LIMA — While judges involved in drug treatment courts conducted in Lima Municipal Courts are hard-pressed to put an exact figure on the success rate of those programs, all agree that if one life is turned in a positive direction then all their combined efforts have been rewarded.
Members of the Lima Rotary Club on Monday heard from Municipal Court Judges David Rodabaugh and Tammie Hursh and Magistrate John Payne about the drug court program that was started in 2015 and the recently added veterans court which addresses similar needs. The specialized courts, which provide an alternative sentencing option for judges, are designed to help people convicted of crimes rooted in addiction find sobriety and become a functioning part of the community.
Rodabaugh said participation in the specialized courts is voluntary and difficult.
“We don’t choose everyone; they all have to meet certain standards,” he said. “The purpose is to try to get these people to change their behavior. And it’s hard. But if it doesn’t get uncomfortable there will be no behavioral change.”
The drug court in Lima Municipal Court was started by Hursh in 2015 and was one of the first of its kind in Ohio.

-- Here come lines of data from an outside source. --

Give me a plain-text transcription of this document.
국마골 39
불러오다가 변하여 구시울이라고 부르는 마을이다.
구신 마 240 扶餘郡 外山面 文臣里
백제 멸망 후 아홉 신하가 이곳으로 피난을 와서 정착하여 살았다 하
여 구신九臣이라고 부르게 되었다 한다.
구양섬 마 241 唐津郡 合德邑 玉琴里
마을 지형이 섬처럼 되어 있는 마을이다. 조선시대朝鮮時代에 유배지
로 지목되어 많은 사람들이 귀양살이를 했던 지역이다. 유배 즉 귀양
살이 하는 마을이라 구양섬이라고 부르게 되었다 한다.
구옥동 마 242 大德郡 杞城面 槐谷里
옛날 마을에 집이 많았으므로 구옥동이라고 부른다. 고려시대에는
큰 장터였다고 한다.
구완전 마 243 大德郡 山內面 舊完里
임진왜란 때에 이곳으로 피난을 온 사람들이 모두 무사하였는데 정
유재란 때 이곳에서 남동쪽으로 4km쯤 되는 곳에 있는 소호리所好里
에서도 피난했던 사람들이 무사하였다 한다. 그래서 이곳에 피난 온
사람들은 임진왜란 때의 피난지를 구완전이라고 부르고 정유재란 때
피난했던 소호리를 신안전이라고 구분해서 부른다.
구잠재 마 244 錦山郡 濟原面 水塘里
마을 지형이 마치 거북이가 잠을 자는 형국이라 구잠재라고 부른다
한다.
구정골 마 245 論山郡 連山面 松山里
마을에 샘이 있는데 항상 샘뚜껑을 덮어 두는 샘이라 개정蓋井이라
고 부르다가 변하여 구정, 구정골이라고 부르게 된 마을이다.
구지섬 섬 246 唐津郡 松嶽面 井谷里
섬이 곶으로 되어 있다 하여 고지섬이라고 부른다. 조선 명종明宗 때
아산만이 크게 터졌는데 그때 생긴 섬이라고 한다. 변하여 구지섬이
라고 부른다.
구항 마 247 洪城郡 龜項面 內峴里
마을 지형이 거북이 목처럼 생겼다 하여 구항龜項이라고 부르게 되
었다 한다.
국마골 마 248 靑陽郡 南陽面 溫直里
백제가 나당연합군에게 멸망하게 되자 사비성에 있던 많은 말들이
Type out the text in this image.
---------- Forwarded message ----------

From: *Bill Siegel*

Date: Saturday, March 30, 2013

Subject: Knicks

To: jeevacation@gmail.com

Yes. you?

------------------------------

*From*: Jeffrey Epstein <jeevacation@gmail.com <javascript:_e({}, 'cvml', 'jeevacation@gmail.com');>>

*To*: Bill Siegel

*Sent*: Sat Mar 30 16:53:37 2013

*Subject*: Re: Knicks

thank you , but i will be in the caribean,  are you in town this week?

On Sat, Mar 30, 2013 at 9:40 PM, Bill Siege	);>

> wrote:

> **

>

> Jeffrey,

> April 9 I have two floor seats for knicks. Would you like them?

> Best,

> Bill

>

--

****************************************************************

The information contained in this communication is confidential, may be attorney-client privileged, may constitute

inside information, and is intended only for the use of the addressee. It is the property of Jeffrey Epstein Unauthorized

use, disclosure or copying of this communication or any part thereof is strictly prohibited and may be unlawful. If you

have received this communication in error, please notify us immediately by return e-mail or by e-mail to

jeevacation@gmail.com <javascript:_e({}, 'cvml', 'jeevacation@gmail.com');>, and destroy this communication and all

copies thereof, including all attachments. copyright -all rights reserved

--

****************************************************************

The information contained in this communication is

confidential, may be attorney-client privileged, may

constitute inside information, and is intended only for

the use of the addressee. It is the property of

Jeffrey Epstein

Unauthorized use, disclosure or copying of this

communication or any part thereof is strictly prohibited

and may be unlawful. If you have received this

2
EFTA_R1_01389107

In 2021 the program had 65 individual participants “and we celebrated nine successful graduates,” Rodabaugh said. “The program takes about a year and a half to complete, and during that time participants have to accomplish certain goals. And they basically have to prove to us that they are free of the addictions that brought them to us,” Rodabaugh said.
While success is difficult to measure, “if we get one person to stay sober and/or drug free, then we’ve accomplished something,” the judge noted.
“We measure our success in graduates,” Hursh said, “and we’re probably at a 70% graduation rate. We rarely see (drug court participants) back in court.”
Hursh said a federal grant was awarded to the court last year that basically allowed judges to double the number of participants.
Goia Coleman is a probation officer and program coordinator for the drug court. She also authored the three-year federal grant that will allow the courts to serve more local residents.
“Our program is not for everybody, but we instill the structure and accountability that these participants need,” Coleman said.
Rodabaugh said many of the drug court participants have become addicted to painkillers and have developed addictions to heroin, morphine or fentanyl.
“Over the last two years there has been 55 pounds of fentanyl seized in Lima,” the judge said. “That’s enough to give every single resident of the city a lethal dose. It’s a problem in our county that we need to address.”
The National Drug Court Resource Center reports there are over 3,800 drug court programs operating within the United States.
“Since their inception in 1989, drug courts programs have expanded from serving just adults, to include juvenile drug treatment courts, DUI/DWI courts, family treatment courts, mental health courts, veterans treatment courts, tribal healing to wellness courts, and others,” according to the center’s website.